Does this belief still hold true today? Is paying off your mortgage the best investment strategy given all the new products and solutions available?
This becomes a philosophical and potentially a very personal decision. I believe the idea of paying off your mortgage is an outdated philosophy and is extremely inefficient financially. There are many reasons why people want to payoff their mortgage, here are the most common reasons I hear from clients:
- To eliminate monthly expenses; to not have a mortgage payment
- For security reasons; so nobody can ever take their home away from them
- For legacy planning; to leave their home to their heirs
When I meet with clients these are the reasons, I hear most often. Let’s break these down in greater detail.

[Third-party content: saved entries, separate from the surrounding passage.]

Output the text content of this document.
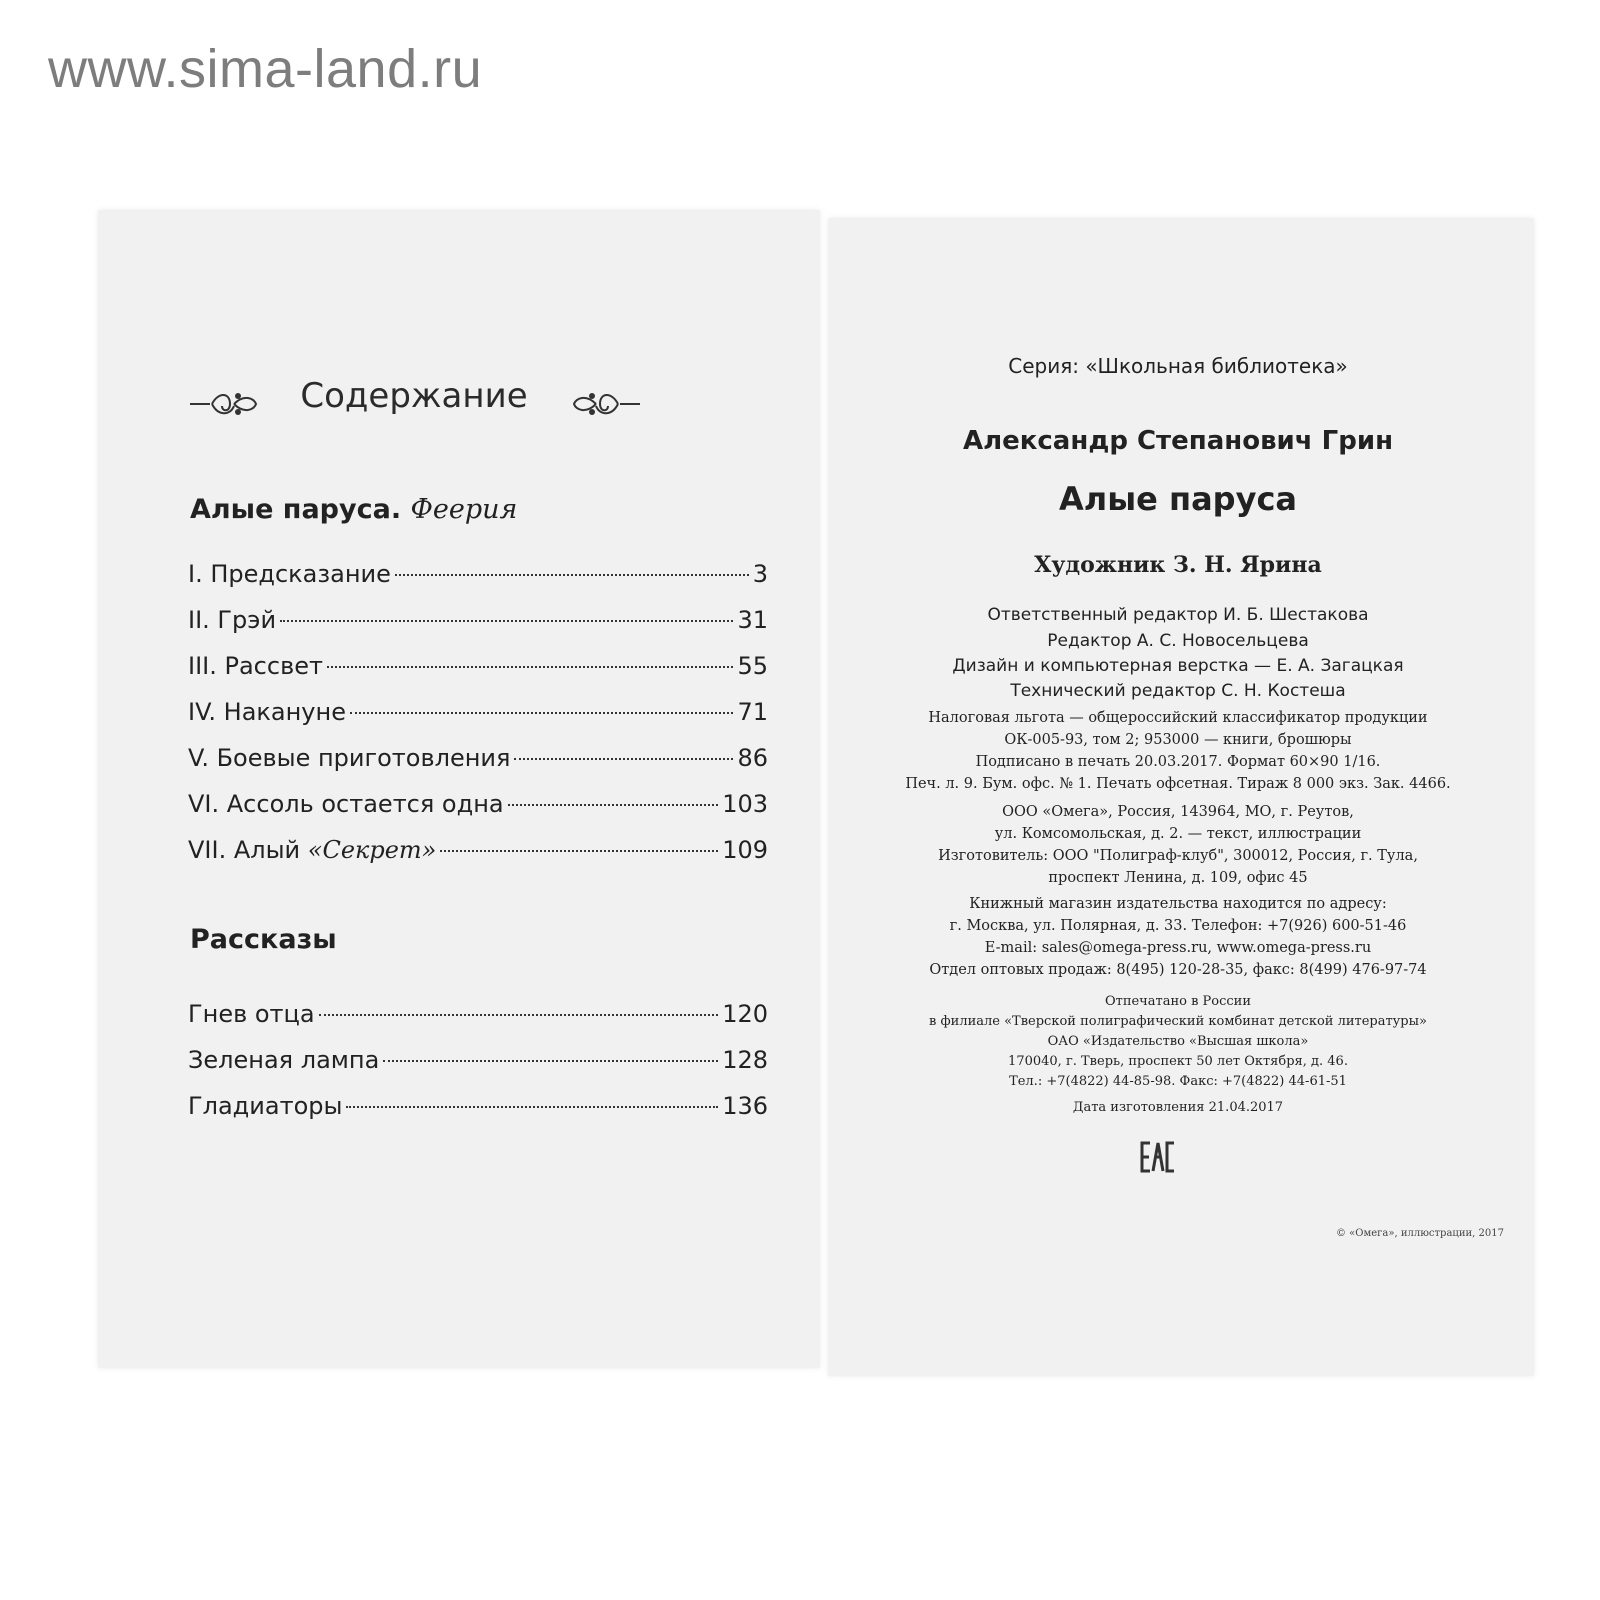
www.sima-land.ru
Содержание
Алые паруса. Феерия
I. Предсказание	3
II. Грэй	31
III. Рассвет	55
IV. Накануне	71
V. Боевые приготовления	86
VI. Ассоль остается одна	103
VII. Алый «Секрет»	109
Рассказы
Гнев отца	120
Зеленая лампа	128
Гладиаторы	136
Серия: «Школьная библиотека»
Александр Степанович Грин
Алые паруса
Художник З. Н. Ярина
Ответственный редактор И. Б. Шестакова
Редактор А. С. Новосельцева
Дизайн и компьютерная верстка — Е. А. Загацкая
Технический редактор С. Н. Костеша
Налоговая льгота — общероссийский классификатор продукции
ОК-005-93, том 2; 953000 — книги, брошюры
Подписано в печать 20.03.2017. Формат 60×90 1/16.
Печ. л. 9. Бум. офс. № 1. Печать офсетная. Тираж 8 000 экз. Зак. 4466.
ООО «Омега», Россия, 143964, МО, г. Реутов,
ул. Комсомольская, д. 2. — текст, иллюстрации
Изготовитель: ООО "Полиграф-клуб", 300012, Россия, г. Тула,
проспект Ленина, д. 109, офис 45
Книжный магазин издательства находится по адресу:
г. Москва, ул. Полярная, д. 33. Телефон: +7(926) 600-51-46
E-mail: sales@omega-press.ru, www.omega-press.ru
Отдел оптовых продаж: 8(495) 120-28-35, факс: 8(499) 476-97-74
Отпечатано в России
в филиале «Тверской полиграфический комбинат детской литературы»
ОАО «Издательство «Высшая школа»
170040, г. Тверь, проспект 50 лет Октября, д. 46.
Тел.: +7(4822) 44-85-98. Факс: +7(4822) 44-61-51
Дата изготовления 21.04.2017
© «Омега», иллюстрации, 2017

The idea of not having to make a mortgage payment is quite attractive, I can absolutely understand this goal. Let’s face it, when we retire, our income typically decreases so if we can cut out making a mortgage payment (which is typically most people’s largest expense in retirement), this can be a huge financial relief. Guess what? A reverse mortgage achieves this goal…you never have to make a mortgage payment as long as you live in the home, pay property taxes, and home insurance.
As far as the security of knowing that nobody can ever take your home away from you, I believe this stems from fear. During the Great Depression, when Americans were panicking and taking their deposits out of banks, banks were forced to call mortgages due and payable to get cash or they would become insolvent. Due to the economy, many people were simply unable to make their mortgage and were forced from their homes. The Great Depression left a very lasting and scary impression on the Greatest Generation and the Silent Generation which certainly spilled over to the Baby Boomer Generation as well. Did you know, you still own your home when you have a reverse mortgage, the lender does not? Furthermore, as long as you live in the home, pay the property taxes and home insurance, the lender cannot take your home from you.

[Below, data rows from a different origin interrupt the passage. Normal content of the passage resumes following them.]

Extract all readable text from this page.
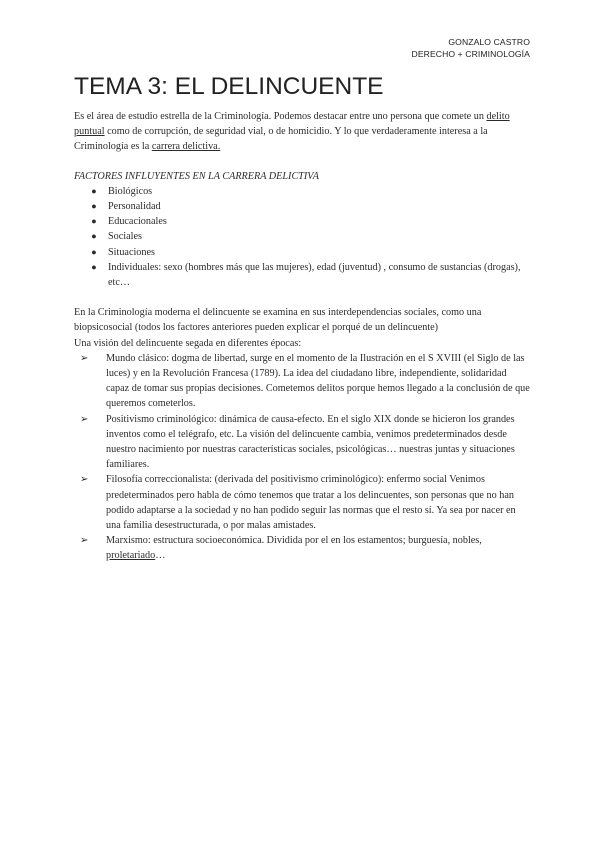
GONZALO CASTRO
DERECHO + CRIMINOLOGÍA
TEMA 3: EL DELINCUENTE

Es el área de estudio estrella de la Criminología. Podemos destacar entre uno persona que comete un delito puntual como de corrupción, de seguridad vial, o de homicidio. Y lo que verdaderamente interesa a la Criminología es la carrera delictiva.

FACTORES INFLUYENTES EN LA CARRERA DELICTIVA

● Biológicos
● Personalidad
● Educacionales
● Sociales
● Situaciones
● Individuales: sexo (hombres más que las mujeres), edad (juventud) , consumo de sustancias (drogas), etc…

En la Criminología moderna el delincuente se examina en sus interdependencias sociales, como una biopsicosocial (todos los factores anteriores pueden explicar el porqué de un delincuente)

Una visión del delincuente segada en diferentes épocas:

➢	Mundo clásico: dogma de libertad, surge en el momento de la Ilustración en el S XVIII (el Siglo de las luces) y en la Revolución Francesa (1789). La idea del ciudadano libre, independiente, solidaridad capaz de tomar sus propias decisiones. Cometemos delitos porque hemos llegado a la conclusión de que queremos cometerlos.
➢	Positivismo criminológico: dinámica de causa-efecto. En el siglo XIX donde se hicieron los grandes inventos como el telégrafo, etc. La visión del delincuente cambia, venimos predeterminados desde nuestro nacimiento por nuestras características sociales, psicológicas… nuestras juntas y situaciones familiares.
➢	Filosofía correccionalista: (derivada del positivismo criminológico): enfermo social Venimos predeterminados pero habla de cómo tenemos que tratar a los delincuentes, son personas que no han podido adaptarse a la sociedad y no han podido seguir las normas que el resto sí. Ya sea por nacer en una familia desestructurada, o por malas amistades.
➢	Marxismo: estructura socioeconómica. Dividida por el en los estamentos; burguesía, nobles, proletariado…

Last, let’s talk about legacy planning. This is the most complicated and fascinating topic. We all want to leave something to the next generation to remember us by. Historically, your home has been the asset we earmark as what we want to leave to our kids. We use the money we have put away in savings account, IRA or 401K and other assets for cash flow in retirement. Historically, people would not use their home equity except as a last resort…if they ran out of money, then they would get a reverse mortgage to get access to some of their home equity. However, there has been a significant amount of research done over the last 7-8 years on the new reverse mortgage and using home equity as part of an orchestrated strategy in retirement. The bottom line is that this new research has proven that if you incorporate home equity earlier in retirement, you will preserve and protect your other assets allowing them more time to grow, pay less in income taxes, and increase your probability of achieving your financial goals. Mathematically, this has be proven every single time. Guess what…you got it, a reverse mortgage is the best financial tool to achieve this goal.

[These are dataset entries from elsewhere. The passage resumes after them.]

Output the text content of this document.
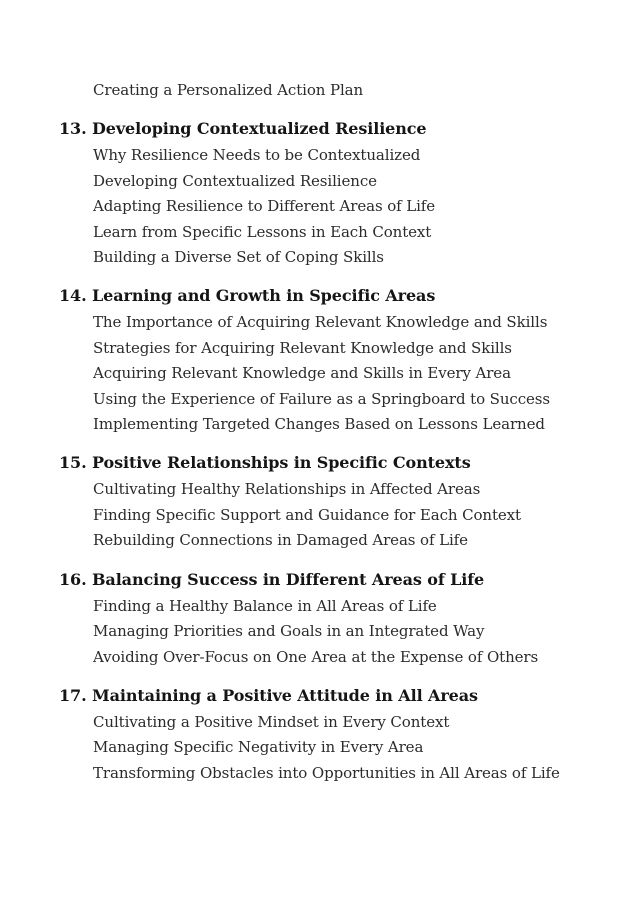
Creating a Personalized Action Plan

13. Developing Contextualized Resilience

Why Resilience Needs to be Contextualized

Developing Contextualized Resilience

Adapting Resilience to Different Areas of Life

Learn from Specific Lessons in Each Context

Building a Diverse Set of Coping Skills

14. Learning and Growth in Specific Areas

The Importance of Acquiring Relevant Knowledge and Skills

Strategies for Acquiring Relevant Knowledge and Skills

Acquiring Relevant Knowledge and Skills in Every Area

Using the Experience of Failure as a Springboard to Success

Implementing Targeted Changes Based on Lessons Learned

15. Positive Relationships in Specific Contexts

Cultivating Healthy Relationships in Affected Areas

Finding Specific Support and Guidance for Each Context

Rebuilding Connections in Damaged Areas of Life

16. Balancing Success in Different Areas of Life

Finding a Healthy Balance in All Areas of Life

Managing Priorities and Goals in an Integrated Way

Avoiding Over-Focus on One Area at the Expense of Others

17. Maintaining a Positive Attitude in All Areas

Cultivating a Positive Mindset in Every Context

Managing Specific Negativity in Every Area

Transforming Obstacles into Opportunities in All Areas of Life
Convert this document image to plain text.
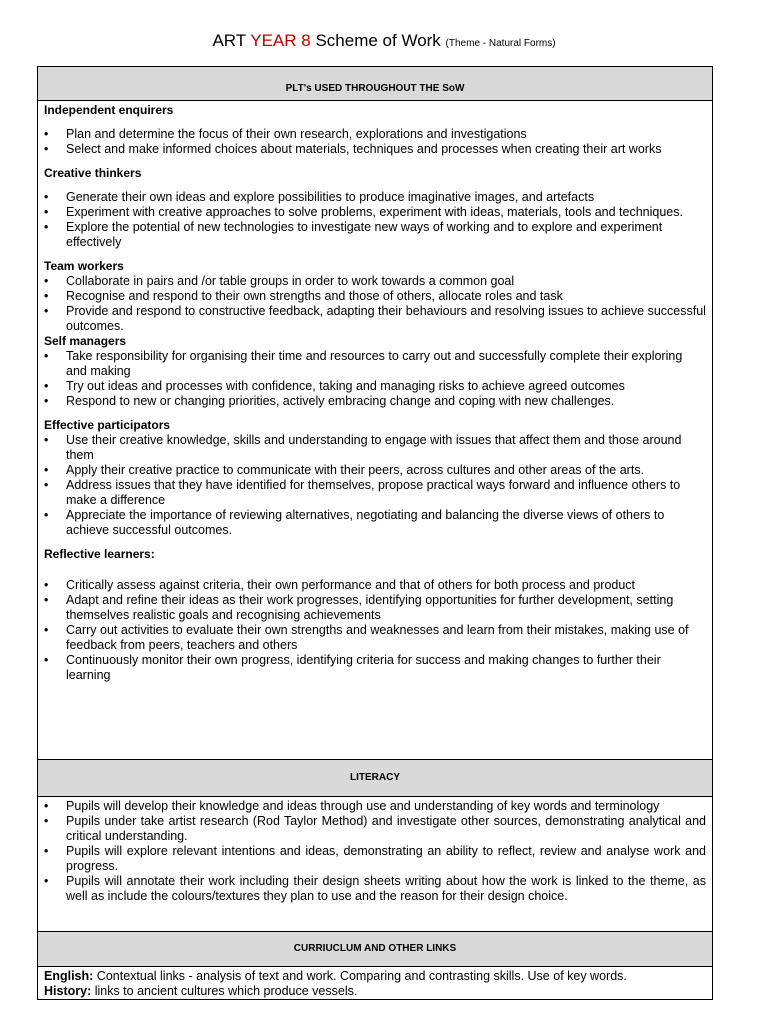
ART YEAR 8 Scheme of Work (Theme - Natural Forms)
PLT's USED THROUGHOUT THE SoW
Independent enquirers
• Plan and determine the focus of their own research, explorations and investigations
• Select and make informed choices about materials, techniques and processes when creating their art works
Creative thinkers
• Generate their own ideas and explore possibilities to produce imaginative images, and artefacts
• Experiment with creative approaches to solve problems, experiment with ideas, materials, tools and techniques.
• Explore the potential of new technologies to investigate new ways of working and to explore and experiment effectively
Team workers
• Collaborate in pairs and /or table groups in order to work towards a common goal
• Recognise and respond to their own strengths and those of others, allocate roles and task
• Provide and respond to constructive feedback, adapting their behaviours and resolving issues to achieve successful outcomes.
Self managers
• Take responsibility for organising their time and resources to carry out and successfully complete their exploring and making
• Try out ideas and processes with confidence, taking and managing risks to achieve agreed outcomes
• Respond to new or changing priorities, actively embracing change and coping with new challenges.
Effective participators
• Use their creative knowledge, skills and understanding to engage with issues that affect them and those around them
• Apply their creative practice to communicate with their peers, across cultures and other areas of the arts.
• Address issues that they have identified for themselves, propose practical ways forward and influence others to make a difference
• Appreciate the importance of reviewing alternatives, negotiating and balancing the diverse views of others to achieve successful outcomes.
Reflective learners:
• Critically assess against criteria, their own performance and that of others for both process and product
• Adapt and refine their ideas as their work progresses, identifying opportunities for further development, setting themselves realistic goals and recognising achievements
• Carry out activities to evaluate their own strengths and weaknesses and learn from their mistakes, making use of feedback from peers, teachers and others
• Continuously monitor their own progress, identifying criteria for success and making changes to further their learning
LITERACY
• Pupils will develop their knowledge and ideas through use and understanding of key words and terminology
• Pupils under take artist research (Rod Taylor Method) and investigate other sources, demonstrating analytical and critical understanding.
• Pupils will explore relevant intentions and ideas, demonstrating an ability to reflect, review and analyse work and progress.
• Pupils will annotate their work including their design sheets writing about how the work is linked to the theme, as well as include the colours/textures they plan to use and the reason for their design choice.
CURRIUCLUM AND OTHER LINKS
English: Contextual links - analysis of text and work. Comparing and contrasting skills. Use of key words.
History: links to ancient cultures which produce vessels.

The idea of owning your home free and clear, though it may have a nice ring to it, is not the best investment strategy. It simply means you have hundreds of thousands of dollars locked up in your home and no ability to access it. The reverse mortgage is a safe and flexible tool which allows you to access a portion of the equity in your home, while maintaining ownership of your home. And if it is still important, there is a way to pass your home onto your heirs!